Gat shrugged. “I am afraid Americans must always have an enemy.”
“When you go back home, tell people that we are not the enemy. We need your help! Look what happened in the Congo,” the man whispered urgently. “The Belgians declared the country independent, then immediately landed troops in Katanga. Lumumba tried to stop the secession. But the UN refused to help him. You Americans wouldn’t help. No one in the West would help. So he turned to the Russians. Does that make him a Communist?”
“It does if you are obsessed by Communism. Your government—”
“The government of die boere is not my government, sir,” the man quickly corrected Gat.

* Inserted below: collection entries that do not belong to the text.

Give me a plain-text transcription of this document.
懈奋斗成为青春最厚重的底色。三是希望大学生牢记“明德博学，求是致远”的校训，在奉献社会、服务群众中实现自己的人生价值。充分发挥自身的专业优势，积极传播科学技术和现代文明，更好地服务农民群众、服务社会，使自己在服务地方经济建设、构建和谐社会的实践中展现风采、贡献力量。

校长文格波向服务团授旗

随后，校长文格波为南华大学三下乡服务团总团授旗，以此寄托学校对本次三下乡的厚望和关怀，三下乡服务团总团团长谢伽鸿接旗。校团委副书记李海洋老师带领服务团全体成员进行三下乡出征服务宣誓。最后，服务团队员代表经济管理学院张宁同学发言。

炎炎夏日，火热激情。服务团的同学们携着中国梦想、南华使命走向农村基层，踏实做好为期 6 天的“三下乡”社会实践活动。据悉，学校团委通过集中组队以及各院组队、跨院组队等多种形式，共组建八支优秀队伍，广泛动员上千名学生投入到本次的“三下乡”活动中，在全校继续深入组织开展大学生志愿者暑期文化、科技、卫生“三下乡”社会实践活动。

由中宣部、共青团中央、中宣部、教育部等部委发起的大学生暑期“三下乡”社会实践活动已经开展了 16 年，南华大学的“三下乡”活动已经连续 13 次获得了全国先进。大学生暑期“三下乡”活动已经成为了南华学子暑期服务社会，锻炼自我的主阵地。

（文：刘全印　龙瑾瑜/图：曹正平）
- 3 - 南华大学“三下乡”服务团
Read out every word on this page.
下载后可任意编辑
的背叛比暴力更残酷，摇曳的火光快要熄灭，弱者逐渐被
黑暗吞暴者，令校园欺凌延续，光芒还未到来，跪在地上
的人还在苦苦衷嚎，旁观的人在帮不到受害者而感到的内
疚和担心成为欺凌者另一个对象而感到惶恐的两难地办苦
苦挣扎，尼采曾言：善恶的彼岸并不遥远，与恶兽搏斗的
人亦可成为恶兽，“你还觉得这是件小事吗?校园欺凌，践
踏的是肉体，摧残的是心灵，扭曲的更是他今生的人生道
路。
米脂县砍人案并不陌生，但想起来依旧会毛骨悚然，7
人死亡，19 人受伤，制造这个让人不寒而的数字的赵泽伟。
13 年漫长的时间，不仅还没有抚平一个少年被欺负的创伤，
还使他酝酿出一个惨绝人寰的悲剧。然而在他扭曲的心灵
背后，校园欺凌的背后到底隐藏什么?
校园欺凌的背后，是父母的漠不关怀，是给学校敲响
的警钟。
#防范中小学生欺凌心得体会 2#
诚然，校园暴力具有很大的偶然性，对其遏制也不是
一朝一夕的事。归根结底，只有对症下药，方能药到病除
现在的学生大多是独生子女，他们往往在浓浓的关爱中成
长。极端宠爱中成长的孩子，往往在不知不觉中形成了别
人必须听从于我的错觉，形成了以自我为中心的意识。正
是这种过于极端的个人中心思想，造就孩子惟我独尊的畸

“I’m sorry. The government here seems as obsessed about Communism as the Americans.” Gat changed the subject. “What’s this treason trial all about?” he asked. He was sure the man would have a different view than the actress.
The counterman’s vehemence flared again. His whispers now had the sound of steam released under pressure. “The government arrested one hundred fifty of our leaders. More than four years ago! They said they would prove that these men conspired to overthrow the government.” The man looked out at the ocean and shook his head. “There was no conspiracy. A state conspiracy! That’s what it is.”
“At least you are on the side of history,” Gat said. It was the only comforting thing he could think to say.
“That itself sounds Communist,” the counterman said. He was almost able to smile. He looked around to be sure that no one was monitoring their conversation. Then he spoke very quietly. “We will have to take up arms,” he said.
“Will that work?” Gat asked.
“What else can we do? The government is pressing us every way they can. First it was Bantu education, pass books, and the treason trial. Then came ‘separate development.’ Very soon it will not be possible for me to talk to you like this. They will find a way to make a law against that!”